Para pemain cadangan SMA 30 dan SMA 152 berteriak bersamaan untuk alasan yang berbeda. Sekitar lima belas siswa SMA mengepalkan tangan mereka di ujung tribun timur. Tujuh siswa bertepuk tangan. Empat siswa di ujung lain tribun memegang kepala mereka. Dua guru menolehkan kepala di bawah pohon mangga. Satu siswa pria di ujung tribun melihat siswa pria di ujung lain dengan tatapan mabuk kepayang. Tribun sebelah barat kosong karena terkena panas matahari sore. Seekor kucing mengendus bungkus bekas pilus di bawah kursi.

Beberapa pemain SMA 30 di lapangan berpelukan dan tertawa.

Keplak! Tangan Putra melayang ke belakang kepala Koko.

“Masukin ke gawang sebelah sana! Bukan yang ini!”

“Pret!” Koko berkacak pinggang dan meludah.

“Bangun dulu baru main bola, Koh.” Ivan mencibir sambil menarik kedua ujung matanya ke samping.

“Diem lu. Tekel masih belepotan udah berani nyela.”

Ivan tertawa dan berjalan menjauh. 

Dani berlari menghampiri Koko. Senyum di wajah Dani entah mengapa membuat Koko tidak nyaman.

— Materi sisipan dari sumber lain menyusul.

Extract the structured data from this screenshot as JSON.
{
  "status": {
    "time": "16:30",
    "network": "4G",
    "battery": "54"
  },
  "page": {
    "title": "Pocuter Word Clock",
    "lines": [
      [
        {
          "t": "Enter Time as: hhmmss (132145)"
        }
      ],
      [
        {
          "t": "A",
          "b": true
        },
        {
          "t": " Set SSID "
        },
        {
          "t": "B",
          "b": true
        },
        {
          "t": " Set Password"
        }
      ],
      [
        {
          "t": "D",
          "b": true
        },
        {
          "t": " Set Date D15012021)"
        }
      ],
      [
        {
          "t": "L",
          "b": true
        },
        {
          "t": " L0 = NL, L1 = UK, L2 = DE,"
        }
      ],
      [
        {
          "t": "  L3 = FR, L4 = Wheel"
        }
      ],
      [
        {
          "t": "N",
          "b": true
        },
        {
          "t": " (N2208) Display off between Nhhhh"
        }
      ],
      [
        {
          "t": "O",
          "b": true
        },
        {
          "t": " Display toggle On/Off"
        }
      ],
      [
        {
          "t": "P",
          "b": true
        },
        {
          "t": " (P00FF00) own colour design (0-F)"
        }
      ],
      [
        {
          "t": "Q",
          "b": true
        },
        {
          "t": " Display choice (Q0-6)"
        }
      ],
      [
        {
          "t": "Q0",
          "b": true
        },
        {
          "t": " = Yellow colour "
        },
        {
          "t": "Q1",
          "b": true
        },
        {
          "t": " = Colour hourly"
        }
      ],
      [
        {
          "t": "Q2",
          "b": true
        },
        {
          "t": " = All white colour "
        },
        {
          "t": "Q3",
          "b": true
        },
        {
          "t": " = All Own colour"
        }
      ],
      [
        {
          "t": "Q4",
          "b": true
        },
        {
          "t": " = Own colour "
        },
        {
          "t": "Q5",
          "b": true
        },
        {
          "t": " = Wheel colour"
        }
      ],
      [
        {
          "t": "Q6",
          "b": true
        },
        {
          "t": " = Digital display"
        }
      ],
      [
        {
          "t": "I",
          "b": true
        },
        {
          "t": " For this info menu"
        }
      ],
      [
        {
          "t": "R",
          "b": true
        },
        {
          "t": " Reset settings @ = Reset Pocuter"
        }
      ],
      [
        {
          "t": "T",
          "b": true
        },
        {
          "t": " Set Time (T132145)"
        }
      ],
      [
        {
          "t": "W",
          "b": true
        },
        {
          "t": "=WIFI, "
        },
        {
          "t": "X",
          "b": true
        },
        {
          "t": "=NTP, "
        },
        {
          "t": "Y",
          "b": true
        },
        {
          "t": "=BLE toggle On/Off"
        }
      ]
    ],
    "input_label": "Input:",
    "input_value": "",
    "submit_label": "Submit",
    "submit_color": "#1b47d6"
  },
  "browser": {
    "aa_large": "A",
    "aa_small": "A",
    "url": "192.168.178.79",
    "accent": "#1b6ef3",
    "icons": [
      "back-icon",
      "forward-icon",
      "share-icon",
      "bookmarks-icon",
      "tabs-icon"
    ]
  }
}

“Koh, kalo tadi bola nggak masuk ke gawang jadinya gurih.”

Kening Koko berubah lebih berkerut dari sebelumnya.

“Ngomong apa sih lu?”

“Gurih, Koh. Karena batal-gol. Paling enak langsung makan setelah digoreng, kasih bumbu kacang, kecap sama jeruk nipis.”

Koko terdiam menatap Dani yang tersenyum lebar selama lima detik.

“Dan, kalau elu gue tonjok sekarang, gue dapat kartu merah nggak?”

Dani tersenyum semakin lebar. Dia mendekatkan wajahnya ke telinga Koko. “Koh, nanti kalau dapat bola dari sebelah kiri, langsung lob ke depan.”

“Lu kenapa sih ngomong dekat banget ke kuping orang?” Koko bersungut menjauhkan kepalanya dari kepala Dani.

“Langsung lob ya Koh. Tenang, pasti gue kejar.”

Dani membawa bola dan berlari kembali ke titik tengah untuk melakukan kick off. Senyum di wajahnya tidak lepas atau menghilang.

Dani meletakkan bola di titik tengah dan menatap Iman yang berdiri satu meter di sebelah kanan. 

“Kalem, Man. Nanti bola langsung oper ke Abud, oke?”